PAUL CLÉMENT-COLLIN - 14 août 2017

Gabriel Voisin était un drôle de zigoto. Contrairement à d’autres, Voisin était un touche à tout, un passionné, un inventeur de génie, capable de passer des avions aux voitures de luxe, pour finir sa carrière avec une drôle de création, le C30 (puis C31) Biscooter, qui connaîtra une vie commerciale non négligeable en Espagne sous le nom d’Autonacional Biscuter (surnommé affectueusement – ou non – Zapatilla la pantoufle par des espagnols un poil taquins).

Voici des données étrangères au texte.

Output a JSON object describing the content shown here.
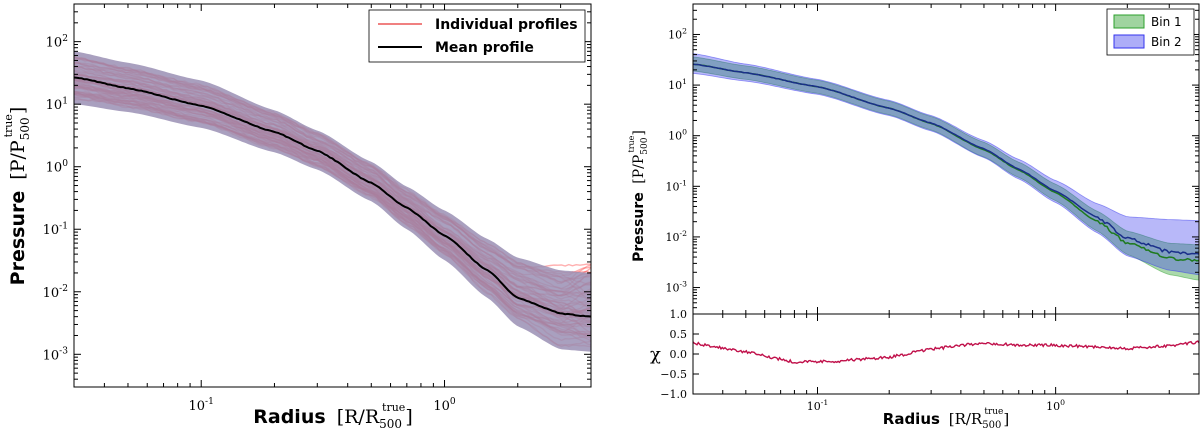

Le Biscooter et son avatar espagnol Biscuter étaient à mille lieux des fabuleuses automobiles Avions Voisin (lire aussi : Avions Voisin C25 Aérodyne). Pour comprendre ce grand écart, il faut s’intéresser à Gabriel Voisin. Homme de conviction, il n’hésita pas en 1918 à cesser toute production aéronautique, traumatisé par la guerre et sa boucherie humaine : il ne voulait plus fabriquer d’engins de mort. Avant de s’orienter définitivement vers l’automobile (il commence à développer la C1 en 1918 en rachetant un projet refusé par Citroën), Voisin s’intéressa à d’autres diversifications : hangars pour avions gonflable, maison en kit dite « maison en 3 jours » et un étonnant vélo à moteur dénommé Motor Fly.

Le Motor Fly étudié par Voisin – en haut (c) Gallica – et son principe de roue arrière pleine à moteur

En 1920, l’entreprise Avions Voisin s’installe durablement sur le marché de l’automobile, mais elle aura quand même fabriqué entre 1919 et 1920 quelques dizaines de Motor-Fly : cet engin n’était en fait qu’un vélo « classique » modifié à l’arrière par l’ajout d’une roue arrière pleine dotée d’un petit moteur à la puissance faramineuse de 1,25 cheval, et d’un petit réservoir de 2,5 litres permettant une autonomie supposée de 80 km. Vous le constatez, Gabriel Voisin était quelqu’un d’inventif, et à l’esprit ouvert à toute sorte de mobilité (avions, vélos à moteur, voitures) ou de marché (hangars, maisons). C’était aussi un homme capable de déceler les capacités des autres : il engagea dès 1916 un jeune ingénieur, qui deviendra plus tard un grand nom de l’automobile, André Lefèbvre.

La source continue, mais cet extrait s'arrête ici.